Monday, August 9, 2010

Being done

Cascade was unspectacular. Perhaps the 20hrs of riding the week before were too much, perhaps I just peaked somewhere on the Thursday Nighter that week and my body shut down. Who knows. At any rate, it was fun lining up to an NRC race and stressful as hell in some parts, but it sure opened the eyes to the differences between "elite", "really elite", and "totally pro" levels of riding. It was awesome and I'm thankful to Rubicon for giving me the chance to ride. I flatted out 22k into the first climb up Bachelor on the Friday stage, and didn't get myself off the road quickly enough and got a slow wheel change, involving a broken skewer, a poorly fitting wheel, and general chaos and bad luck. In the ensuing 117km I failed to catch back up to the UHC driven Pro/1 field (imagine that). Time cut, and fined by some dumbass official for imaginary drafting and "mixing in" with the women's breakaway (neither of which was possible, I was well behind their cars plus out in the other lane the whole time), so it was a miserable day. So it goes.

Saturday I just did a slow 3hr ride and watched the crit, then hung up the bike for four days. When finally I got back on the bike, debating my racing options for the rest of the summer, I realized that my body was pretty much shut down. It's been a long time without a real break from either racing or training, and the whole body felt heavy and tired. The power is still there, but the good feelings just aren't.

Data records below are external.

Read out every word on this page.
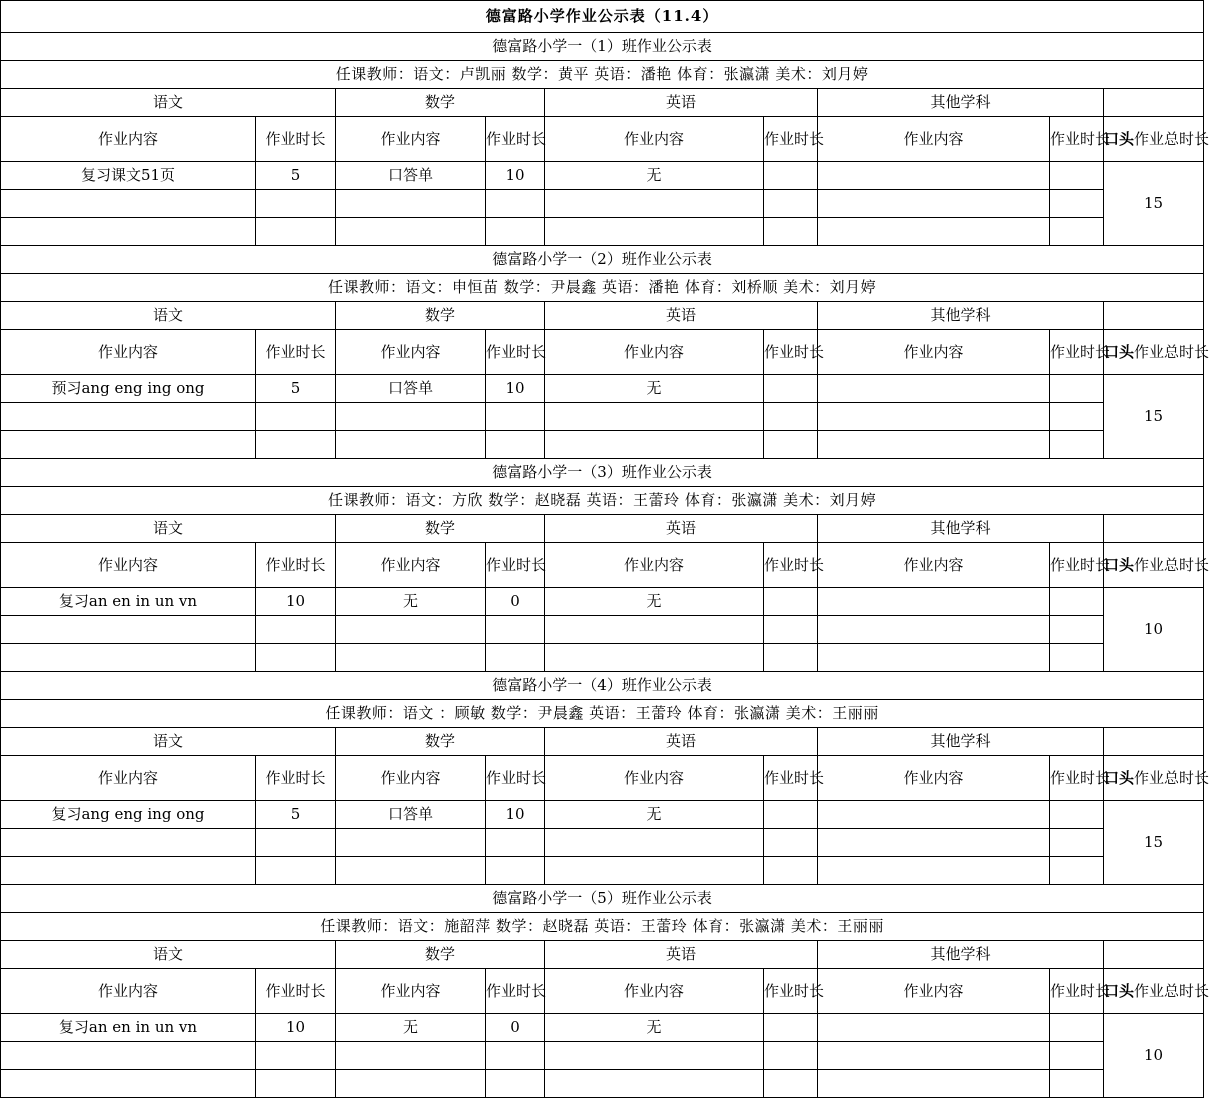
德富路小学作业公示表（11.4）								
德富路小学一（1）班作业公示表								
任课教师：语文：卢凯丽 数学：黄平 英语：潘艳 体育：张瀛潇 美术：刘月婷								
语文		数学		英语		其他学科		
作业内容	作业时长	作业内容	作业时长	作业内容	作业时长	作业内容	作业时长	口头作业总时长
复习课文51页	5	口答单	10	无				15

德富路小学一（2）班作业公示表								
任课教师：语文：申恒苗 数学：尹晨鑫 英语：潘艳 体育：刘桥顺 美术：刘月婷								
语文		数学		英语		其他学科		
作业内容	作业时长	作业内容	作业时长	作业内容	作业时长	作业内容	作业时长	口头作业总时长
预习ang eng ing ong	5	口答单	10	无				15

德富路小学一（3）班作业公示表								
任课教师：语文：方欣 数学：赵晓磊 英语：王蕾玲 体育：张瀛潇 美术：刘月婷								
语文		数学		英语		其他学科		
作业内容	作业时长	作业内容	作业时长	作业内容	作业时长	作业内容	作业时长	口头作业总时长
复习an en in un vn	10	无	0	无				10

德富路小学一（4）班作业公示表								
任课教师：语文 ：顾敏 数学：尹晨鑫 英语：王蕾玲 体育：张瀛潇 美术：王丽丽								
语文		数学		英语		其他学科		
作业内容	作业时长	作业内容	作业时长	作业内容	作业时长	作业内容	作业时长	口头作业总时长
复习ang eng ing ong	5	口答单	10	无				15

德富路小学一（5）班作业公示表								
任课教师：语文：施韶萍 数学：赵晓磊 英语：王蕾玲 体育：张瀛潇 美术：王丽丽								
语文		数学		英语		其他学科		
作业内容	作业时长	作业内容	作业时长	作业内容	作业时长	作业内容	作业时长	口头作业总时长
复习an en in un vn	10	无	0	无				10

The Tuesday crit has grown, it seems, over the years, and we now get a regular ~30 guys lining up and on a good night the wind blows hard from the North-West so that splits happen, breaks go, and pegging the pace in the gutter on the home stretch can do a good job of putting the hurt on the unwitting racers and set up a nice counter attack for a long breakaway. It's generally fun, and I love to race it hard. The more laps the better, but this week was only 30 laps and no-one gets sufficiently tired in 30 laps for the hammering to really split things up. I raced with less enthusiasm than normal and when the 3-lap-to-go flyer got brought back, I sat up on the back. My training journal entry for Tuesday reads "crit night. kind of dumb." And that's it.

Yesterday I almost didn't do the Thursday Nighter. But I rolled out anyways and couldn't make up my mind if I wanted to try and race it, or follow wheels and see what happened in the sprint. We started slowly and made it up over Welders as a group at the fairly pedestrian average of around 35kmph for those first 15 minutes, picking up on the hill but just bumming around until then. Right after the backside of that a little group went and I made the split second decision to jump on it, and away we went: Mark C, Rob, AP, Billy, and myself. A group that, if we put out heads down, should by all measure be able to ride clean away from the regular group. And that's what we eventually did, rolling 45kmph for the rest of the ride, though AP turned off at Briggs (resting for the State RR). My whole body felt like crap though the power was easy enough. I started with 20-25s pulls then started doing 45s turns, and as we picked up the speed in the last 25min or so we left the main group far, far behind. My breathing was easy, there was no pain, just Watts. Nothing happened. We kept turning and Sprinter's Hill felt like a cruise. Rob led it out at about 48kmph and ramped it up to 53 before the sprint, and I hit 62kmph coming from third wheel to take my first, and probably last, Thursday Nighter of the year.

It felt easy, I won a sprint (!!! - though that was possibly the best group of non-sprinters I could have asked for), and the form is definitely there. But form is fickle, and as any cyclist knows, sometimes very fleeting. Form seems to reside all through your body, from muscles to the nervous system and into the psyche of the cyclist. Some days the muscles are primed but the messages to go don't seem to get through from your brain stem, and some days your brain isn't in the right place to want to go. I cruised up McBeth and down Fox Hollow after the ride and stayed in the little ring all through town, feeling not tired but kind of empty. Not the usual post-ride kind of empty either, as I was hydrated and fed and well awake. Just the kind of empty where bikes took a backseat to the rest of life, as I thought about housework and job applications and my impending move up to Portland. When the garage door opened I looked at an empty hook on the ceiling and almost hung the race bike up on it.

It's been a few days now, and I haven't felt like riding yet. I did weed the yard and drifted the McKenzie with Matt to toss leech patterns at stubborn steelhead. In another month I'll be stalking birds and getting excited about my big game tags. Sometime in October I'll want to train again, but until then, I'm merely another recreational cyclist out for a spin once or twice a week when I feel like it.